If Wood and Zardes are on the wings, whoever is playing center forward (whether it's Dempsey or someone else) shouldn't expect a ton of traditional interplay with those guys.


That, of course, puts the onus on the fullbacks to overlap...




Lost In Space


If Bradley as a No. 6 is the single best thing to take out of these friendlies, then Klinsmann's apparently settling upon a No. 1 pairing in central defense is a close second. Geoff Cameron is an English Premier League veteran and John Brooks is a Bundesliga veteran, and one's right footed and one's left footed, and both start for their clubs, and both are World Cup veterans, and... I mean it's really that easy, right?

OK, well. Maybe it's that easy now. Hopefully.


Fullback is a different discussion, even though Klinsmann is mostly spoiled for choice. He started a pair of center backs out wide in this one, with Matt Besler on the left and Michael Orozco on the right. They predictably failed to leave much of an imprint pushing forward:


Besler is #5, and Orozco #14. Green lines are completed passes, and red incomplete. Both were OK at supporting the team in possession, but there were several bad turnovers that a better team would have punished, and it was pretty clear that both guys weren't playing their natural spots.


It looks like DeAndre Yedlin – another Premier League starter – and Fabian Johnson will be the starters when the US face Colombia next week (9:30 pm ET, FS1). Yedlin is obviously the right choice; Johnson, who starts on the wing in the Bundesliga, is still a liability at fullback.


Thanks to Ben Jata for clipping the following sequence for me:



With play occurring down the right side, why is Johnson pushed up so high on the left? He's wildly out of position in case of a turnover, and even if said turnover happens just one time in 10... well, against a team like Colombia, Costa Rica or even Paraguay (who are dire), that type of space is deadly to concede.


The beauty of the back four is its flexibility. When one fullback overlaps, the other stays back and slides central in order to help the central defenders and make certain the team keeps defensive shape. If both fullbacks overlap on the same play... I mean, that's the equivalent of putting the pedal all the way down on your brand new sports car. It's got to be thrilling, but it's a deadly risk.


And at the same time: Johnson is a winger! He's a playmaker and a creator and a guy who can provide the type of linking among the front three that Zardes and Wood didn't/don't/haven't. Pushing him up into his natural spot would give the US both more creativity and a more solid backline.




Is this progress?


Sort of. The US are playing their best soccer in two years and have a deeper roster than any previous coach has had to call upon (I haven't even mentioned Christian Pulisic yet, right?). Their best player is finally in his best spot, the midfield is finally balanced, and the central defense finally has a go-to pair.

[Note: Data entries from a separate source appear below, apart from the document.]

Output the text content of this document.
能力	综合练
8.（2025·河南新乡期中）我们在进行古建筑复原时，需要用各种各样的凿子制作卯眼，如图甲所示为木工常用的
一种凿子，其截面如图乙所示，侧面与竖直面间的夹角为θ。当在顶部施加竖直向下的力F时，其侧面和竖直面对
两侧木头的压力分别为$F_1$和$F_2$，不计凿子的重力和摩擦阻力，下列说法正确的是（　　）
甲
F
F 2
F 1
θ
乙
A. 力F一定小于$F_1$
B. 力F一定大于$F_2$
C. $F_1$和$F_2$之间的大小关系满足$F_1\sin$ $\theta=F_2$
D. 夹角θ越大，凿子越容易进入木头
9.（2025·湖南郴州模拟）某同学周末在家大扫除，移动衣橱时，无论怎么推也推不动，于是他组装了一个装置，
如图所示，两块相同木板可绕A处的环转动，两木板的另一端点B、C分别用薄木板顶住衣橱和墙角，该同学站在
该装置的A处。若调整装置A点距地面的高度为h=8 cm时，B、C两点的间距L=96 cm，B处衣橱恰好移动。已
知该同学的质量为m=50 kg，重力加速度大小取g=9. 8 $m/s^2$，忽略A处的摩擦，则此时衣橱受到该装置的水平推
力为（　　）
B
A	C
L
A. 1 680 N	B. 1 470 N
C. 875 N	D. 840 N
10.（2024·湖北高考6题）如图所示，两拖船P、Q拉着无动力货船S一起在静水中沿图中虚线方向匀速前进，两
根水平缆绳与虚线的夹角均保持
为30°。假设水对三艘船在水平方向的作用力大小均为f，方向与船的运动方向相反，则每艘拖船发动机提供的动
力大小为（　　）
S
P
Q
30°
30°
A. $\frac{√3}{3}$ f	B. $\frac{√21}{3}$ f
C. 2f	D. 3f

Of course beating Bolivia isn't a reason to celebrate:



Any celebration should come after a quality, front-foot performance in the group stage and a win the quarters. From 1994 through 2010 the US beat the likes of Colombia, Argentina, Germany, Portugal, Spain and – of course – Mexico in games that really mattered. Since 2011, however, results like that are nowhere to be found.


The fans have a right to ask for a return to those days. And the coach, if he looks at his roster and (finally) makes the right choices, has the goods to deliver it to them.